A Tríade Sombria é um conceito da psicologia que abrange três traços de personalidade socialmente avessos frequentemente encontrados no ambiente corporativo (Araújo e Filho, 2021). Estes incluem o maquiavelismo, caracterizado pela manipulação, exploração do outro e falta de moralidade, com foco no interesse próprio e uso de táticas enganosas para obter poder. O narcisismo subclínico manifesta-se por um senso de grandiosidade, egoísmo e baixa tolerância a críticas, características que podem ser muito prejudiciais à equipe e à empresa. A psicopatia subclínica, por sua vez, envolve a falta de empatia, manipulação e tendências antissociais, com uma habilidade de exibir charme superficial que pode levar à exploração e traição (Araújo e Filho, 2021; Pimentel et al., 2024).
Esses traços de personalidade da Tríade Sombria são indicadores claros de uma liderança tóxica. Assad (2017) define a toxicidade na liderança como um comportamento prejudicial, abusivo e, muitas vezes, destrutivo, que impacta negativamente as pessoas e o ambiente de trabalho. Tal comportamento pode comprometer a saúde física e mental dos colaboradores, resultando na criação de um ambiente hostil e desmotivador.
Estudos recentes, como os de Wang et al. (2021), apontam que o narcisismo pode, em certos contextos, ser percebido como uma característica positiva em líderes, associado a altos níveis de confiança e carisma (Bueno-de la Fuente, 2023). Contudo, essa mesma personalidade está intrinsecamente ligada a comportamentos negativos para a organização e, principalmente, para os indivíduos. Líderes narcisistas exibem traços como grandiosidade, inveja, dominância, agressividade, falta de empatia, comportamento manipulador e desconsideração pelos outros (Tahir et al., 2023).
O líder narcisista, conforme descrito por Amorim (2021), confia apenas em si mesmo e prioriza seus próprios desejos, buscando constantemente reafirmar seu poder, status e superioridade.
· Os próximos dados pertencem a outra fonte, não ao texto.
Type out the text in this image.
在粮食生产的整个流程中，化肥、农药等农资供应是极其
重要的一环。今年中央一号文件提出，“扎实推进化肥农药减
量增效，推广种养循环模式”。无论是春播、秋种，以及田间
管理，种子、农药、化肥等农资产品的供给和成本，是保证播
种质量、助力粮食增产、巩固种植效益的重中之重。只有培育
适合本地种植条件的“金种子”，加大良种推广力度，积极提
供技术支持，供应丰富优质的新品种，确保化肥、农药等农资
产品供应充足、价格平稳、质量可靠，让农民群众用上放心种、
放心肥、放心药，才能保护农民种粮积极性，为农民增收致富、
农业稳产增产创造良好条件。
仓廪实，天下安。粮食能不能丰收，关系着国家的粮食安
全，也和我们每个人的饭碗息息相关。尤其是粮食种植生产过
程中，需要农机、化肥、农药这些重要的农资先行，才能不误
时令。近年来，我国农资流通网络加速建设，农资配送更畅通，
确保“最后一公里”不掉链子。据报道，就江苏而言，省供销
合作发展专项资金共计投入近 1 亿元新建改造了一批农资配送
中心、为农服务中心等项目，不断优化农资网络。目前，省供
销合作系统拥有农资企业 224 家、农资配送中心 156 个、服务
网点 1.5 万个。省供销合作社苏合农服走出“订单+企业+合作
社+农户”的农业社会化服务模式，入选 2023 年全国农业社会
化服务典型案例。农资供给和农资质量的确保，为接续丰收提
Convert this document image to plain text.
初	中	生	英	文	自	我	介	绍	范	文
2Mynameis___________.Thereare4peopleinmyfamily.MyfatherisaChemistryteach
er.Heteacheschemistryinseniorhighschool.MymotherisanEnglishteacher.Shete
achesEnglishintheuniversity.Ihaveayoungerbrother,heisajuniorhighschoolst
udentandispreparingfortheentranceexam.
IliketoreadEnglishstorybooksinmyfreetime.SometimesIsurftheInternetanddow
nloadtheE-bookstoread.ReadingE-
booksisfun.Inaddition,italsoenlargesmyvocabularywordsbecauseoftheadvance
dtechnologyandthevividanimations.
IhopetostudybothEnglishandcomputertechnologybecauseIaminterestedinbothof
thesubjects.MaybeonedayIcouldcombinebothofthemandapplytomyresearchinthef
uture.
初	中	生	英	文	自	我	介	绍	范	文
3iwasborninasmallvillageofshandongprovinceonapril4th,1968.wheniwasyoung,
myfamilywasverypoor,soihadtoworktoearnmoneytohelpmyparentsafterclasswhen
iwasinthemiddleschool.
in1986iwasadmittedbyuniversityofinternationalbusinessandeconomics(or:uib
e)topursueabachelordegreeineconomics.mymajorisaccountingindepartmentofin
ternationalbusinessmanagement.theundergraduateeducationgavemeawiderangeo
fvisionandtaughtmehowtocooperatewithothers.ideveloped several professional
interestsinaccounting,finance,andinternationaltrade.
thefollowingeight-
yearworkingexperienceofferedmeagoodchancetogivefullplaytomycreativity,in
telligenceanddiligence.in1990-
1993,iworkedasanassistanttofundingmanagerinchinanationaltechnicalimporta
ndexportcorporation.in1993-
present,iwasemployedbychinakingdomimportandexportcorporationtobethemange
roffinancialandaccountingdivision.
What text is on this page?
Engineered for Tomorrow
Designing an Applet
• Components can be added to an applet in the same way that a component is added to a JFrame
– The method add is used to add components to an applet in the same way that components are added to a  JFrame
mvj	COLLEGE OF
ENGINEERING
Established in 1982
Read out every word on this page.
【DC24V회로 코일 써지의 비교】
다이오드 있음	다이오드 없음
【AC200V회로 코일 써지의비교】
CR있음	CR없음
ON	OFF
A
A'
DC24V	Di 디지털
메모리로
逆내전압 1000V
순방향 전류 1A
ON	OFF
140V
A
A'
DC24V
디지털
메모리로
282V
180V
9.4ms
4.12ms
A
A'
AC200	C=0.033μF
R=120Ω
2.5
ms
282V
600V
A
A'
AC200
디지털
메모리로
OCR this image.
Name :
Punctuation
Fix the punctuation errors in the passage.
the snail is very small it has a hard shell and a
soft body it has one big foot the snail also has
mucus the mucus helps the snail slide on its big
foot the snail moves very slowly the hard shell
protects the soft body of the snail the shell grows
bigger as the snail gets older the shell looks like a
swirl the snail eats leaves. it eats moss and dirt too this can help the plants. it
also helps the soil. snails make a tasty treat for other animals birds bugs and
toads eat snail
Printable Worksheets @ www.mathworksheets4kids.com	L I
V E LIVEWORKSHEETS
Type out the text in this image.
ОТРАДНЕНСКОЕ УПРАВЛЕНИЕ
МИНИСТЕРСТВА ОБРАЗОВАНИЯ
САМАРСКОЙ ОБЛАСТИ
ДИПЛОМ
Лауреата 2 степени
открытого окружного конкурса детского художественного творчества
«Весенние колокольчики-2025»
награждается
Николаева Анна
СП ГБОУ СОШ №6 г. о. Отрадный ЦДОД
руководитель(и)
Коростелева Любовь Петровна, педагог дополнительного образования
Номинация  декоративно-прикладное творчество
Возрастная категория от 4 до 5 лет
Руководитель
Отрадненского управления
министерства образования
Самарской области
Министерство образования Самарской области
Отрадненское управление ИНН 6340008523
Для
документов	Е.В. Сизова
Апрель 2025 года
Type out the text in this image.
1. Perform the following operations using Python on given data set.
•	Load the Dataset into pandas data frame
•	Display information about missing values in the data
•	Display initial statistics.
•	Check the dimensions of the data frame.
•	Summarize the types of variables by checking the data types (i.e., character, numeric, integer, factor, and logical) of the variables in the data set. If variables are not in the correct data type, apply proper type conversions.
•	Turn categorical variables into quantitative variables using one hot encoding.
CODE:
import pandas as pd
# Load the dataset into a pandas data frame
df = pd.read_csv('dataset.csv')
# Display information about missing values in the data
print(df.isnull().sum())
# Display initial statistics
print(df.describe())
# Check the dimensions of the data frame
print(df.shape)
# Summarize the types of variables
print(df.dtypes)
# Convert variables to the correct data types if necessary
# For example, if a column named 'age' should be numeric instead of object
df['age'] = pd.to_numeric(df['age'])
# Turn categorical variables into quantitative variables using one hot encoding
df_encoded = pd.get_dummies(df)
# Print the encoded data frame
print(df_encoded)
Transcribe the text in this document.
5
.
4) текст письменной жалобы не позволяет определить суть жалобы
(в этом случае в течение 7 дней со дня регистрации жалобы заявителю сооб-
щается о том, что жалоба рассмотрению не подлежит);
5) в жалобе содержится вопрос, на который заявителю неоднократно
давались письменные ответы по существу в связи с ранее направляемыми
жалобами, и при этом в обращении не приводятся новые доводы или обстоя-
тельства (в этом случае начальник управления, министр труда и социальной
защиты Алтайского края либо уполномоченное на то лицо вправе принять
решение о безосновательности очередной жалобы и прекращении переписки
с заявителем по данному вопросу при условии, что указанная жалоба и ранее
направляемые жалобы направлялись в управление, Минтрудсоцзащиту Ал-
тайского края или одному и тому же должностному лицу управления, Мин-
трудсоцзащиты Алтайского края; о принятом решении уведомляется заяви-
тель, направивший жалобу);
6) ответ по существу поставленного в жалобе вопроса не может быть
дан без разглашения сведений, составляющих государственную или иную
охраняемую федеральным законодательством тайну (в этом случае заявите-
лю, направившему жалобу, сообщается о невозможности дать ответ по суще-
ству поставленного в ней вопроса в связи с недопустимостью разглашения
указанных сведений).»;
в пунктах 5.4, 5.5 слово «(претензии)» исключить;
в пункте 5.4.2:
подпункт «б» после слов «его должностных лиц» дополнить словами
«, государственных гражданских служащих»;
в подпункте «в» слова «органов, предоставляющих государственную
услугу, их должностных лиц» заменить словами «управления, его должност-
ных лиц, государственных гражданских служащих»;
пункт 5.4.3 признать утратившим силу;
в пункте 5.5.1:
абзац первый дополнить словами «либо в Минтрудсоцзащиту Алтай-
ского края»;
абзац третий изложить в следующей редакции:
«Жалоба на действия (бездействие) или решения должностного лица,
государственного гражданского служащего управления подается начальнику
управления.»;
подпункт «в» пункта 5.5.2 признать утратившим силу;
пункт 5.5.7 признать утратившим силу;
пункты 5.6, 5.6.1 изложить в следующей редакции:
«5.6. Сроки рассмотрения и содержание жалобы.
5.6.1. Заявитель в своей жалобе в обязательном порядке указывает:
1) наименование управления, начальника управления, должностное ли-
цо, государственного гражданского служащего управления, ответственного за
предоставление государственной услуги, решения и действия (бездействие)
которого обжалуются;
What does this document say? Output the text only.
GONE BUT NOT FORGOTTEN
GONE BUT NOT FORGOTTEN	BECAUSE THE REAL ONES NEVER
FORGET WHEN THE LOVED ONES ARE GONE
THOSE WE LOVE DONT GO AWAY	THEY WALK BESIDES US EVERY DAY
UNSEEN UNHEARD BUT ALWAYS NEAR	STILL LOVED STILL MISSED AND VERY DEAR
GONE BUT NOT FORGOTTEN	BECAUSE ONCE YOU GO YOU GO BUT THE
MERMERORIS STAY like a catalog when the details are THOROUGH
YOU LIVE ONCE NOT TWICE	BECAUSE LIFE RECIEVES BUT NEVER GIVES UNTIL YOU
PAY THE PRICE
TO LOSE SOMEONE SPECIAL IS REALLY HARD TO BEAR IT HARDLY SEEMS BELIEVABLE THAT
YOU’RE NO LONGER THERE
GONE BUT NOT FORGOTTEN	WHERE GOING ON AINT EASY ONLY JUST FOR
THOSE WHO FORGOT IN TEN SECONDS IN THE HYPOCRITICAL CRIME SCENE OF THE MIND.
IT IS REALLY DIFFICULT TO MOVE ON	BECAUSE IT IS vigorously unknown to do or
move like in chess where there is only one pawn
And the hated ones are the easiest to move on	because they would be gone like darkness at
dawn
Quando contrariado ou com a vaidade ferida, reage com frieza ou agressividade. Essa conduta, focada na satisfação de necessidades psicológicas pessoais, tende a limitar a capacidade da equipe de inovar e compartilhar ideias, desmotivar os colaboradores e gerar sentimentos negativos, afetando diretamente o trabalho (Tahir et al., 2023).
Diante da complexidade e dos potenciais danos que a liderança com traços narcisistas pode causar às pessoas e às organizações, torna-se crucial aprofundar a compreensão sobre seus impactos. Embora a influência positiva de um líder seja associada ao sucesso e ao alcance de metas, a influência negativa pode gerar prejuízos consideráveis. Assim, este estudo se justifica pela necessidade de contribuir para o debate sobre o papel do líder na promoção de ambientes de trabalho saudáveis e éticos, e pela urgência de desenvolver estratégias institucionais para mitigar os efeitos adversos da liderança narcisista. O objetivo deste estudo foi compreender os impactos da liderança com traços narcisistas no ambiente organizacional, a partir da percepção de profissionais de Recursos Humanos.
2. Material e Métodos
Para compreender os impactos da liderança com traços narcisistas no ambiente organizacional, a partir da percepção de profissionais de Recursos Humanos, delineou-se uma pesquisa de natureza qualitativa. O estudo adotou um caráter exploratório, buscando aprofundar o conhecimento sobre o fenômeno, e foi conduzido sob a estratégia de estudo de caso intrínseco, com apoio em revisão bibliográfica para contextualização teórica do tema.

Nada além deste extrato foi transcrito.